The real concern I believe is on the Security side. And there you have 2 camps, one of which effects my company directly more than the other.
The first is the physical security of drones in our airspace. I’m sure you have heard of at least one case where it was ‘witnessed’ that a drone was flying FAR too close to an airport or the arrival and departure path of an aircraft. It truly is a terrifying thought to think of what could happen. However, it doesn’t help the situation that for every legitimate case of airspace violation we probably have 100 other cases where someone said they saw a drone flying in front or near his or her aircraft, prompting them to take evasive action. Further to that, numerous cases of air operators claiming they were hit by a drone would seem to illustrate that we have a MAJOR problem on our hands. Unfortunately most or all of what I have just described above have either been proven to be “ALTERNATIVE FACTS”…or quietly dismissed due to lack of evidence or any semblance of logic.
Take for example the apparent drone that was spotted over Lake Ontario last year which one Canadian airline claimed forced them to take evasive action, injuring 2 flight crew in the process. The biggest issue with this report (in my understanding of the events) was that they were still some 30 KM out over the lake and 9000 high.
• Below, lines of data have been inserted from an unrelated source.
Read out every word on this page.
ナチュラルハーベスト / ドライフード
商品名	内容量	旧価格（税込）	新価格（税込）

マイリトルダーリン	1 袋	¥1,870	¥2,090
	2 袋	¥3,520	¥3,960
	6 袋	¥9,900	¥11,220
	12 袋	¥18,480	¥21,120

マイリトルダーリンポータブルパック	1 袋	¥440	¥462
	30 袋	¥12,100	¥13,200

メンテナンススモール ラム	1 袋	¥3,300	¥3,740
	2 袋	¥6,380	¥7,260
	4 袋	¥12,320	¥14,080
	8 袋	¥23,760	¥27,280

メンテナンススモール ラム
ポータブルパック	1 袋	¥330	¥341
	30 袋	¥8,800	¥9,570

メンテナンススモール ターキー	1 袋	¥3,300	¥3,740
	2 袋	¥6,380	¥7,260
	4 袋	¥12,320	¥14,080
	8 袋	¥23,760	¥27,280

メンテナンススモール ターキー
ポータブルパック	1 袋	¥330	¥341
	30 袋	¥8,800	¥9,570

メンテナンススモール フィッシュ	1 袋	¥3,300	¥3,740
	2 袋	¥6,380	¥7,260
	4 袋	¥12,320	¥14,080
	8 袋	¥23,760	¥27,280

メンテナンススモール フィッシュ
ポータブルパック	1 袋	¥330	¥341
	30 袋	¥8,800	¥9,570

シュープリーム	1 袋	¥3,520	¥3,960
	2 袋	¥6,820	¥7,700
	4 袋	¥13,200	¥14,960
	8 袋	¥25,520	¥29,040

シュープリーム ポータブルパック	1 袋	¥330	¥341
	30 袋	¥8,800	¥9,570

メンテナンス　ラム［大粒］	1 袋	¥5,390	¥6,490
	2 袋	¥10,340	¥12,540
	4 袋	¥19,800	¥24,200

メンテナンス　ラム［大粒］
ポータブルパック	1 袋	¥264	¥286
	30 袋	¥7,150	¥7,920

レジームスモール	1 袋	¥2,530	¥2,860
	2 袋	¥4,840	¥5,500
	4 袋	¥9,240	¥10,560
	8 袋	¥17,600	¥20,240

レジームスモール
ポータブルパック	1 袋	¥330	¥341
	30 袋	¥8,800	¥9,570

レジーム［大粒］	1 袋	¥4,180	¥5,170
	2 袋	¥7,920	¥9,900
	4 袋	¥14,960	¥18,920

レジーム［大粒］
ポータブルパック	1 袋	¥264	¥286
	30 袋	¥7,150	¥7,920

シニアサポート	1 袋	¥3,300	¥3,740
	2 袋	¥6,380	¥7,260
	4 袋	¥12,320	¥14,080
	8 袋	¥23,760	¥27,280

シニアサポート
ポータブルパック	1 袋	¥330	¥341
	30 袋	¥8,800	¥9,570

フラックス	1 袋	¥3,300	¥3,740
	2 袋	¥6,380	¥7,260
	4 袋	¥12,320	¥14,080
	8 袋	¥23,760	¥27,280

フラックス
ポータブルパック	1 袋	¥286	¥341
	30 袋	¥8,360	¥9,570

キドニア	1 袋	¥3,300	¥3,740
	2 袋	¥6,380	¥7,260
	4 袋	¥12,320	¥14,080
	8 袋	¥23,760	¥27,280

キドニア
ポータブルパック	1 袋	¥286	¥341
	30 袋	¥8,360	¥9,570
This is not a realistic location for a civilian drone to be flying. The investigation found that it likely wasn’t a drone and the whole thing was quietly dismissed. Unfortunately, the damage for the drone industry, especially here in Canada, was done and the media still enjoy using it as a case study.
“Security of the data… is paramount to the financial health and success of my company and others like it.”
Remember I said we had two camps on the Security front and that one directly affected AeroVision Canada more than the other? It is the security of the data we collect for our clients. Up until recently, our industry hadn’t faced this requirement because it was simply looked at as nothing more than aerial imaging and not employed in high-value asset industries (for example). But for us and our clients, it is quickly becoming a very real problem. Do you think a client wants to share the condition and source of their infrastructure issues with a competitor or potential investors? Imagine if you will, that the company you hired to collect the data, shared the images or the report (inadvertently or not) with the wrong client. Mistakes like that only happen once and tend to come with some pretty heavy legal implications.
Security of the data onboard the drone at the time of capture, through to storage of the data post delivery to the client is paramount to the financial health and success of my company and others like it. I believe there is immediate earned value in taking some of what is being offered from industry professionals such as those in attendance at the conference and applying to our flight, analysis, and data handling processes today.